A Key Difference between Science and Religion
In science, we ask, “What’s the evidence?”, before believing. Only religion* asks us to believe first and consider the evidence later, if ever.
Two clarifications:
1. I am not claiming that all religions do this. Rather, I’m claiming that if/when this happens, it only seems to happen in the context of religion. (If I’ve missed any non-religious examples of this, please let me know and I will issue a correction!)

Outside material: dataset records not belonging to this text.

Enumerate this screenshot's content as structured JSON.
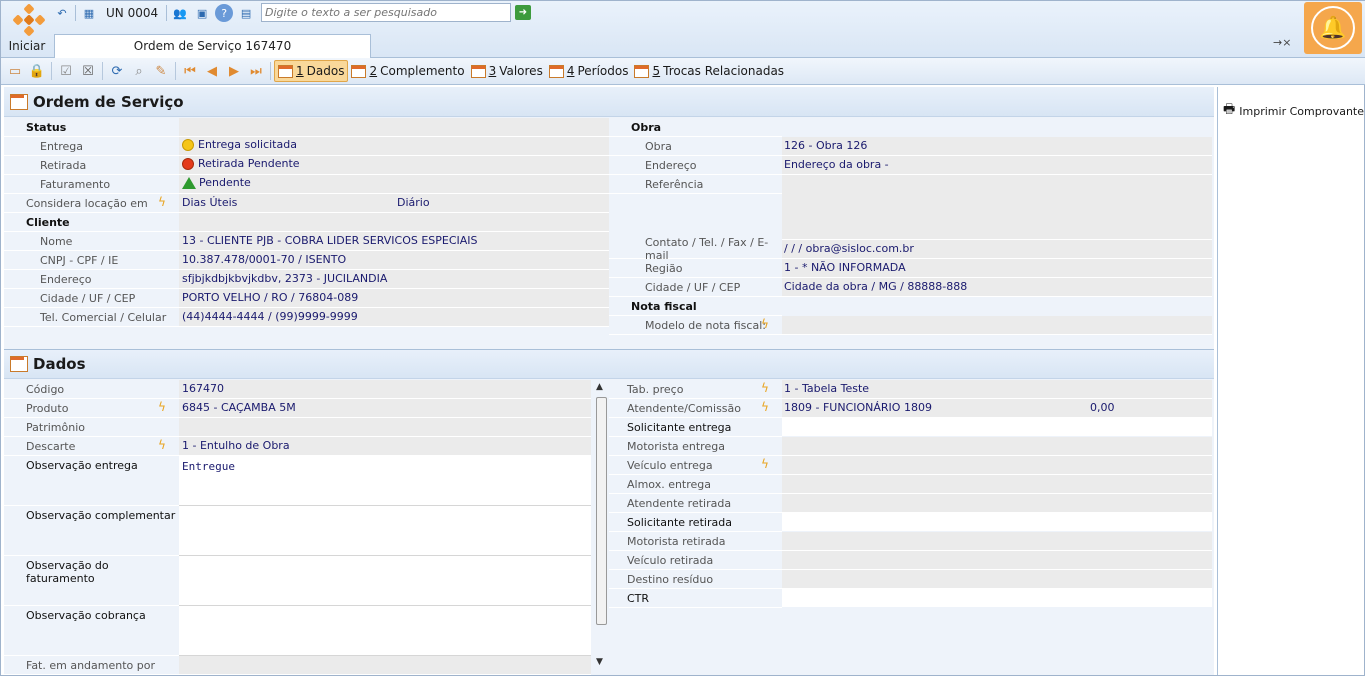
{
  "topbar": {
    "iniciar": "Iniciar",
    "un_label": "UN 0004",
    "search_placeholder": "Digite o texto a ser pesquisado",
    "tab_title": "Ordem de Serviço 167470",
    "tab_close": "→×"
  },
  "toolbar": {
    "tabs": [
      {
        "num": "1",
        "label": " Dados"
      },
      {
        "num": "2",
        "label": " Complemento"
      },
      {
        "num": "3",
        "label": " Valores"
      },
      {
        "num": "4",
        "label": " Períodos"
      },
      {
        "num": "5",
        "label": " Trocas Relacionadas"
      }
    ]
  },
  "right_panel": {
    "print_label": "Imprimir Comprovante de"
  },
  "ordem": {
    "title": "Ordem de Serviço",
    "status_header": "Status",
    "entrega_label": "Entrega",
    "entrega_value": "Entrega solicitada",
    "retirada_label": "Retirada",
    "retirada_value": "Retirada Pendente",
    "faturamento_label": "Faturamento",
    "faturamento_value": "Pendente",
    "considera_label": "Considera locação em",
    "considera_value": "Dias Úteis",
    "considera_value2": "Diário",
    "cliente_header": "Cliente",
    "nome_label": "Nome",
    "nome_value": "13 - CLIENTE PJB - COBRA LIDER SERVICOS ESPECIAIS",
    "cnpj_label": "CNPJ - CPF / IE",
    "cnpj_value": "10.387.478/0001-70 / ISENTO",
    "endereco_label": "Endereço",
    "endereco_value": "sfjbjkdbjkbvjkdbv, 2373 - JUCILANDIA",
    "cidade_label": "Cidade / UF / CEP",
    "cidade_value": "PORTO VELHO / RO / 76804-089",
    "tel_label": "Tel. Comercial / Celular",
    "tel_value": "(44)4444-4444 / (99)9999-9999",
    "obra_header": "Obra",
    "obra_label": "Obra",
    "obra_value": "126 - Obra 126",
    "obra_end_label": "Endereço",
    "obra_end_value": "Endereço da obra -",
    "referencia_label": "Referência",
    "contato_label": "Contato / Tel. / Fax / E-mail",
    "contato_value": "/  /  / obra@sisloc.com.br",
    "regiao_label": "Região",
    "regiao_value": "1 - * NÃO INFORMADA",
    "obra_cidade_label": "Cidade / UF / CEP",
    "obra_cidade_value": "Cidade da obra / MG / 88888-888",
    "nota_header": "Nota fiscal",
    "modelo_label": "Modelo de nota fiscal:"
  },
  "dados": {
    "title": "Dados",
    "codigo_label": "Código",
    "codigo_value": "167470",
    "produto_label": "Produto",
    "produto_value": "6845 - CAÇAMBA 5M",
    "patrimonio_label": "Patrimônio",
    "descarte_label": "Descarte",
    "descarte_value": "1 - Entulho de Obra",
    "obs_entrega_label": "Observação entrega",
    "obs_entrega_value": "Entregue",
    "obs_compl_label": "Observação complementar",
    "obs_fat_label": "Observação do faturamento",
    "obs_cobr_label": "Observação cobrança",
    "fat_andamento_label": "Fat. em andamento por",
    "tab_preco_label": "Tab. preço",
    "tab_preco_value": "1 - Tabela Teste",
    "atendente_label": "Atendente/Comissão",
    "atendente_value": "1809 - FUNCIONÁRIO  1809",
    "atendente_comissao": "0,00",
    "solic_entrega_label": "Solicitante entrega",
    "motorista_entrega_label": "Motorista entrega",
    "veiculo_entrega_label": "Veículo entrega",
    "almox_label": "Almox. entrega",
    "atendente_ret_label": "Atendente retirada",
    "solic_ret_label": "Solicitante retirada",
    "motorista_ret_label": "Motorista retirada",
    "veiculo_ret_label": "Veículo retirada",
    "destino_label": "Destino resíduo",
    "ctr_label": "CTR"
  },
  "colors": {
    "accent": "#f39c3c",
    "label": "#555555",
    "value": "#1a1a6e",
    "header_bg": "#d8e5f4"
  }
}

2. Nor am I making the scientistic claim that the only way to know something is the scientific method. For the record, I think that claim is self-defeating. (If the only way to know something is the scientific method, do we know “the only way to know something is with the scientific method” through the scientific method? Of course not. The claim undermines belief in itself.) Rather, I’m comparing scientific claims, such as:
X: Drug A works better than Drug B
to religiously significant empirical claims, such as:
Y: Jesus rose from the dead.
Nobody in the scientific community would say it’s okay to believe X before looking at the scientific evidence. In contrast, some religious philosophers do defend the idea that it’s okay to believe Y before looking at the historical evidence. In fact, William Lane Craig goes even further. He says it’s okay to believe Y without ever looking at the evidence. Furthermore, even if the historical evidence made it highly likely that Y is false, he’s gone on record saying that he would continue to believe Y anyway.